Leadership Lessons for NonProfits

The nonprofit world is full of amazing organizations that are doing vital work. They are working on cures for diseases, helping the underprivileged get their opportunities and working with children to better their lives. But without a strong business-minded leader at the helm, these nonprofits may be doomed. And if they fail, the people they were here to help, are the ones who would suffer the most.  Too Important to Fail is the story of one nonprofit leader’s realization and commitment to ensuring the future of the organization for all its stakeholders — both those being served today and those yet to come.  

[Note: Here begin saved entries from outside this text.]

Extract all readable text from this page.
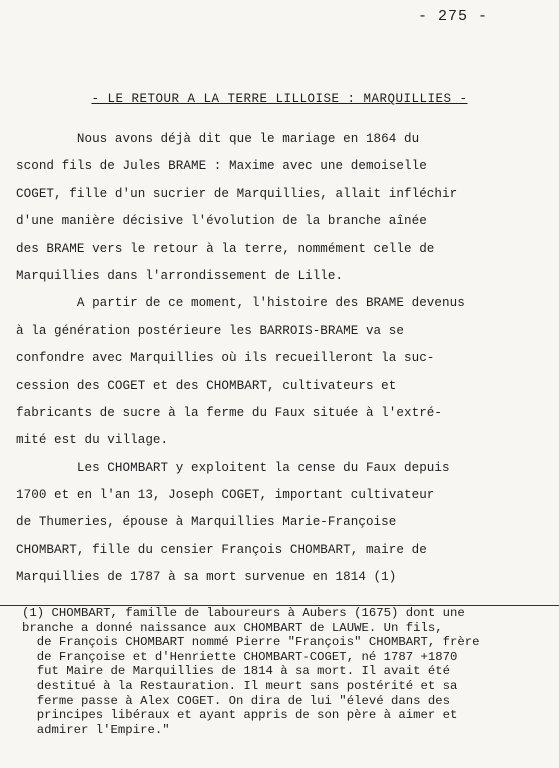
- 275 -
- LE RETOUR A LA TERRE LILLOISE : MARQUILLIES -
Nous avons déjà dit que le mariage en 1864 du
scond fils de Jules BRAME : Maxime avec une demoiselle
COGET, fille d'un sucrier de Marquillies, allait infléchir
d'une manière décisive l'évolution de la branche aînée
des BRAME vers le retour à la terre, nommément celle de
Marquillies dans l'arrondissement de Lille.
A partir de ce moment, l'histoire des BRAME devenus
à la génération postérieure les BARROIS-BRAME va se
confondre avec Marquillies où ils recueilleront la suc-
cession des COGET et des CHOMBART, cultivateurs et
fabricants de sucre à la ferme du Faux située à l'extré-
mité est du village.
Les CHOMBART y exploitent la cense du Faux depuis
1700 et en l'an 13, Joseph COGET, important cultivateur
de Thumeries, épouse à Marquillies Marie-Françoise
CHOMBART, fille du censier François CHOMBART, maire de
Marquillies de 1787 à sa mort survenue en 1814 (1)
(1) CHOMBART, famille de laboureurs à Aubers (1675) dont une
branche a donné naissance aux CHOMBART de LAUWE. Un fils,
de François CHOMBART nommé Pierre "François" CHOMBART, frère
de Françoise et d'Henriette CHOMBART-COGET, né 1787 +1870
fut Maire de Marquillies de 1814 à sa mort. Il avait été
destitué à la Restauration. Il meurt sans postérité et sa
ferme passe à Alex COGET. On dira de lui "élevé dans des
principes libéraux et ayant appris de son père à aimer et
admirer l'Empire."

Too Important to Fail, Leadership Lessons for NonProfits

Written by Bancroft CEO Toni Pergolin, Too Important to Fail: Leadership Lessons for Nonprofits is the roadmap on how to approach, plan and execute the turnaround of a large nonprofit that provides critical services to many children and adults every day.  Pergolin brings her business and leadership principles to the fore and details how they must be applied to a nonprofit organization’s financial management for long-term success. While sharing her first-hand experience with Bancroft – a New Jersey-based nonprofit providing a range of programs and services with clinical excellence and compassion – in Too Important to Fail, Pergolin also tells a powerful and emotional real-life story that showcases the extreme challenges nonprofit leaders face, and the sheer will necessary to change the current dynamic of the nonprofit world.
A must-read for nonprofit leaders, executives, board leaders, and philanthropists, Too Important to Fail specifically shows readers:

  • Whey mission-driven nonprofit organizations need to be managed like any for-profit business – after all…no margin, no mission
  • Turnarounds don’t happen in the finance department: It takes an organization-wide plan and commitment to make it happen and make it sustainable
  • Build a herd of believers: Why it’s critical to have people to walk beside you in order to effectuate a true turnaround, one that is sustainable by changing the culture of the organization
  • Nonprofit leadership is not one thing, but a combination of leadership styles that engage and lead a multitude of constituents

 

“If, through telling my story, I can reach even one person who is trying to help a nonprofit strengthen its position so it can continue to serve or serve more, one person who wants to experience working with these wonderful individuals, or one person who is motivated to make a donation, then it was all worth it.”